The Indian Army seeks to replace its fleets of BMP-1 and BMP-2, pictured from an Indian Army exercise in November 2022, with the Future Infantry Combat Vehicle
India’s Defence Acquisition Council (DAC), chaired by Defence Minister Rajnath Singh, has approved the procurement of the Futuristic Infantry Combat Vehicle (FICV) for the Indian Army.
The Ministry of Defence (MoD) said in a statement that the procurement, approved through the provision of an ‘Acceptance of Necessity’ (AoN) status under the ‘Buy (Indian)’ category, includes the tracked version of the FICV for the Mechanised Infantry Regiment of the Indian Army.
The MoD added that the FICV should be amphibious and equip a manned turret with the future combat system (FCS), and fire-and-forget top-attack anti-tank guided missiles (ATGMs).
The FICV must be inducted with an automatic cannon of at least 30 mm calibre, a co-axial machine gun, and a stabilised remote control weapon station (RCWS) with a 12.7 mm machine gun.

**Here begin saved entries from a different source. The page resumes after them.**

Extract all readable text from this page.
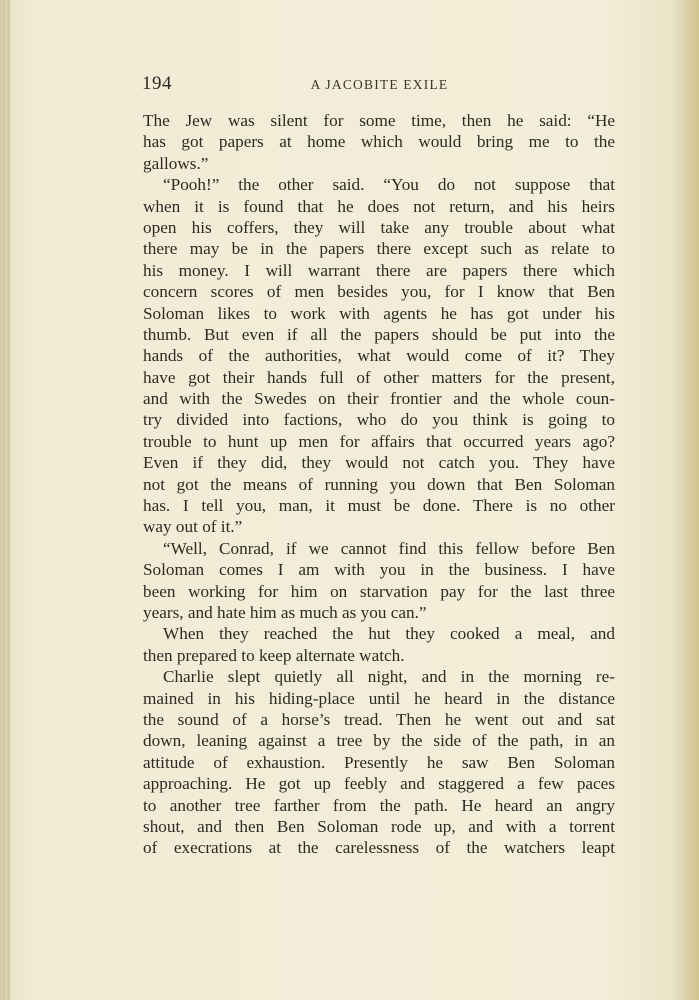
194	A JACOBITE EXILE
The Jew was silent for some time, then he said: “He
has got papers at home which would bring me to the
gallows.”
“Pooh!” the other said. “You do not suppose that
when it is found that he does not return, and his heirs
open his coffers, they will take any trouble about what
there may be in the papers there except such as relate to
his money. I will warrant there are papers there which
concern scores of men besides you, for I know that Ben
Soloman likes to work with agents he has got under his
thumb. But even if all the papers should be put into the
hands of the authorities, what would come of it? They
have got their hands full of other matters for the present,
and with the Swedes on their frontier and the whole coun-
try divided into factions, who do you think is going to
trouble to hunt up men for affairs that occurred years ago?
Even if they did, they would not catch you. They have
not got the means of running you down that Ben Soloman
has. I tell you, man, it must be done. There is no other
way out of it.”
“Well, Conrad, if we cannot find this fellow before Ben
Soloman comes I am with you in the business. I have
been working for him on starvation pay for the last three
years, and hate him as much as you can.”
When they reached the hut they cooked a meal, and
then prepared to keep alternate watch.
Charlie slept quietly all night, and in the morning re-
mained in his hiding-place until he heard in the distance
the sound of a horse’s tread. Then he went out and sat
down, leaning against a tree by the side of the path, in an
attitude of exhaustion. Presently he saw Ben Soloman
approaching. He got up feebly and staggered a few paces
to another tree farther from the path. He heard an angry
shout, and then Ben Soloman rode up, and with a torrent
of execrations at the carelessness of the watchers leapt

The FICV must be equipped with active protection and laser warning systems, and it must have a carrying capacity of 11 soldiers.
In June 2021, the Indian Army issued a request for information (RFI) on the planned procurement of 1,750 units of indigenously developed, amphibious, tracked FICVs.
The issuance of the RFI marked the Indian Army’s third attempt since 2008 to acquire FICVs to replace the service’s ageing fleet of Soviet Union-era BMP-1 and BMP-2 infantry combat vehicles (ICVs), Janes reported at the time.
India’s state-run Armoured Vehicles Nigam Limited (AVNL), and private-sector companies such as Mahindra Defence Systems, Larsen & Toubro (L&T), and Tata Motors are developing FICV prototypes for the Indian Army and are likely to take part in the FICV bidding process.